Condensate calculation

With the help of our database, you can easily calculate the condensate loss online according to the Glaser method in accordance with DIN 4108-3. Simply include the materials of the exterior wall or roof construction from the selection below by clicking on them.

The calculation tool does not show how much condensate precipitates. Nevertheless, you can estimate how safe the construction is based on this information:

1. If the actual value is significantly lower than the saturated value, then it can be said to be a safe construction.
2. If the actual value is only slightly above the saturated value, condensate will occur, but damage need not necessarily be expected.
3. If the actual value is much higher than the saturation value, then an optimization of the construction is necessary in any case.

What is condensate?

Depending on temperature and air pressure, the air absorbs varying amounts of moisture in the form of water vapor. Condensate is caused by the cooling of warm air, as cold air can absorb less water.
In winter, when the warm, humid indoor air cools down on its way through the wall or roof, condensation can cause condensate (also called condensation water or perspiration water). When constructing buildings, it must be ensured that this condensate does not penetrate a building component and thus damage it. To prevent condensate, less water vapor must enter the component from the warm inner side than can escape on the cold outer side.

The condensate calculation according to the Glaser method

Named after its inventor Helmuth Glaser, Glaser's condensate calculation represents a simplified, standardized method. The following values are always assumed for the environment:

• Interior: 20°C, 50% humidity, 8.7 g water/m3
• Exterior: -10°C, 80% humidity, 1.7 g water/m3

There is a difference in vapor pressure between inside and outside. Through diffusion, the vapor, i.e. moisture, passes through the various layers of the wall or roof from inside to outside. To ensure that moisture can escape through the wall or roof without condensate loss, the individual component layers must have different resistances. Therefore, building materials with high diffusion resistance are used on the warm side and materials with low diffusion resistance on the cold side. The construction must therefore be more (diffusion)-resistant inside than outside. This allows the moisture to escape outside without reaching a cooler component layer where it would condense.
Whether a component is capillary is irrelevant for the condensate calculation according to the Glaser method. Here, only climatic conditions in the individual layers are considered and analyzed to determine whether condensate precipitates at these points.
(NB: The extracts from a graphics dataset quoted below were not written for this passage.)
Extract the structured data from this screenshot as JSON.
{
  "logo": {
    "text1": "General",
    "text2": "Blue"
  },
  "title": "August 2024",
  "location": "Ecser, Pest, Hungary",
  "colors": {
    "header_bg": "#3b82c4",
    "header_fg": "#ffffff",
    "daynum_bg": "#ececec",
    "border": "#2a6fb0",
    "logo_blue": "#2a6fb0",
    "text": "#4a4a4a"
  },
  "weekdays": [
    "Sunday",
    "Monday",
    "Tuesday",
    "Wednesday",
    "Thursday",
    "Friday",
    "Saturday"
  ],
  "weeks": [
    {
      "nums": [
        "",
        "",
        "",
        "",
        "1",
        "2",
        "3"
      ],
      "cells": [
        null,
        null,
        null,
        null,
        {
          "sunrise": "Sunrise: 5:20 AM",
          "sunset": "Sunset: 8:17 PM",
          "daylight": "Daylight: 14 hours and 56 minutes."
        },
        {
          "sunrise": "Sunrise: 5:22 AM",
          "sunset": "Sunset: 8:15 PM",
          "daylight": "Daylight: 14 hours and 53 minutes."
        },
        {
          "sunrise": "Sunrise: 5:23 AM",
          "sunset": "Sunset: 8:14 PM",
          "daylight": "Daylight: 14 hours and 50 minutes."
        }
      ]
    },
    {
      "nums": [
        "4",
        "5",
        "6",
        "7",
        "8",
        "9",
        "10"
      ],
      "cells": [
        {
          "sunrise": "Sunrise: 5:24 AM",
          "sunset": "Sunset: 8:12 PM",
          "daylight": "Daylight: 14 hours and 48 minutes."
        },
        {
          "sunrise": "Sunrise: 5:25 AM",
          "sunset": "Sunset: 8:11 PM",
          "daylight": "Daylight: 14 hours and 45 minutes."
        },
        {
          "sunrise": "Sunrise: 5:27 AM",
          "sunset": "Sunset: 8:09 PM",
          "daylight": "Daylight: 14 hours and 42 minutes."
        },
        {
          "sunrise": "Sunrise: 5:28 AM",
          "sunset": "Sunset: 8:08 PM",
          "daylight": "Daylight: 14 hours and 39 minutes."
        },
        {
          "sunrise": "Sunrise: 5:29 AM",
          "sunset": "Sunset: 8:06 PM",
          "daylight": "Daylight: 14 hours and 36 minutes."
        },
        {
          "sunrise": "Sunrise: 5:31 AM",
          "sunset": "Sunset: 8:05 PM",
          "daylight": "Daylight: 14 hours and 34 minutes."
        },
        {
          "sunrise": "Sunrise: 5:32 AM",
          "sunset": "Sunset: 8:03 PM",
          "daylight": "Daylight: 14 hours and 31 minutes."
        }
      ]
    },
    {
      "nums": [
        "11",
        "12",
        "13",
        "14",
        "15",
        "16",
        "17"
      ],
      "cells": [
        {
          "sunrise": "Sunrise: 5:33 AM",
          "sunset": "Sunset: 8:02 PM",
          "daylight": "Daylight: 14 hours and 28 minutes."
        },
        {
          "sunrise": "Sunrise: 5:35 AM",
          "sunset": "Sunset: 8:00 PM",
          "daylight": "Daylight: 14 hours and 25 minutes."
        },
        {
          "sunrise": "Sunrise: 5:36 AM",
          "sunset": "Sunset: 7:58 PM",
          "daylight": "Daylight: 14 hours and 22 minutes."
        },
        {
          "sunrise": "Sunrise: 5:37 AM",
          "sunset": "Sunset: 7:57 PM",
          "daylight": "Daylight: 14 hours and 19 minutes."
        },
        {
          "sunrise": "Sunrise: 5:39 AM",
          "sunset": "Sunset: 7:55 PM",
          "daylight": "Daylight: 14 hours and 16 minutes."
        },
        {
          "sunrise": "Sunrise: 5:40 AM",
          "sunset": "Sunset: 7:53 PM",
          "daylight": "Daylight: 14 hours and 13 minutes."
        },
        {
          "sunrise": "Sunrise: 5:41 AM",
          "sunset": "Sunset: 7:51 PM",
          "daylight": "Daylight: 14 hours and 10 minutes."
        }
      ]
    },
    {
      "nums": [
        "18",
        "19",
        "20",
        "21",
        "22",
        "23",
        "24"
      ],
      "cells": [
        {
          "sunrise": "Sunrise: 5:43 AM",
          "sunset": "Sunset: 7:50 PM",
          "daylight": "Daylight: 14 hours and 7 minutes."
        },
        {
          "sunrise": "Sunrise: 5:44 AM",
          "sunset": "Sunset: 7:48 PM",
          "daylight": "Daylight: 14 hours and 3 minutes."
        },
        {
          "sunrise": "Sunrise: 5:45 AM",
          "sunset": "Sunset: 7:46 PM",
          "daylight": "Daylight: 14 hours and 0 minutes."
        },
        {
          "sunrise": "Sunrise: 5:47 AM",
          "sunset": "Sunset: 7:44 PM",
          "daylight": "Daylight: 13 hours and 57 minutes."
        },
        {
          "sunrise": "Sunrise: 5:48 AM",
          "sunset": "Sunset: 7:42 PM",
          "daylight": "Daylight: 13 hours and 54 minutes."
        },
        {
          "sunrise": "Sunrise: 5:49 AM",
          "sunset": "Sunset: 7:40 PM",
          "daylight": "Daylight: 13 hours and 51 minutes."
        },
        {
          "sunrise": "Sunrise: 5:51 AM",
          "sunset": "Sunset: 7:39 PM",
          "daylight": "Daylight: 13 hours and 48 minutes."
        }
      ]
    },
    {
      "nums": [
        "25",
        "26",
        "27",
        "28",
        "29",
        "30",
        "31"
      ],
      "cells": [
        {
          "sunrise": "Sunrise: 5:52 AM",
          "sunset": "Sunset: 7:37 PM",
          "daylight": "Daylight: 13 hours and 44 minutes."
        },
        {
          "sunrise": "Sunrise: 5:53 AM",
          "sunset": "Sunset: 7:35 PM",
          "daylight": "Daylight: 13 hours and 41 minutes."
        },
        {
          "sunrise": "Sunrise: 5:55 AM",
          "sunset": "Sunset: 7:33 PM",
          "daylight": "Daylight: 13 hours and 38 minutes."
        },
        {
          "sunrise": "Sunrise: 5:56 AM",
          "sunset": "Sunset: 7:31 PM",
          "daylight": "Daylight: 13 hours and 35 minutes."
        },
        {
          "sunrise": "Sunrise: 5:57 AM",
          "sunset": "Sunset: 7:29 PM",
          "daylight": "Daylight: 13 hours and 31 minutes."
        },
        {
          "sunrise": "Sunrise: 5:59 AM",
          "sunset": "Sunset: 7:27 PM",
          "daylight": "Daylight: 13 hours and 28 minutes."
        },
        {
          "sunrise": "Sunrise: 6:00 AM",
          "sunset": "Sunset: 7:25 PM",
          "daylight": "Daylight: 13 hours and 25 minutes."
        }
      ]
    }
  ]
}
The capillary effect is taken into consideration in much more complex building physics programs, such as WUFI, in hygrothermal simulations. This type of software can also be used, for example, to check flat roof constructions that are not diffusion-open and where the roof re-dries on the inside in summer. However, the SWISS KRONO calculation tool for condensate loss allows a reliable assessment of whether or not condensate precipitates for the selected design. Therefore, several values are used for the calculation:

• Water vapor diffusion resistance (µ): Vapor resistance of the component
• sd value: targets the diffusion equivalent air layer thickness, is calculated from the vapor resistance (µ) and the thickness (d) of the product in meters (µ x d)
  Example: If a product has an sd value of 5 m, this corresponds to the resistance of a 5 m thick layer of air.
• Thermal conductivity value (λ): Ability of a material to transmit thermal energy in W/(m•K)  
• Vapor pressure: Water vapor pressure in the component layer in PA. The actual value is the calculated value of the component layer. The saturation value or vapor saturation value indicates the point at which condensate starts to precipitate. If the actual value is greater than or equal to the saturated value, “Condensate" is displayed.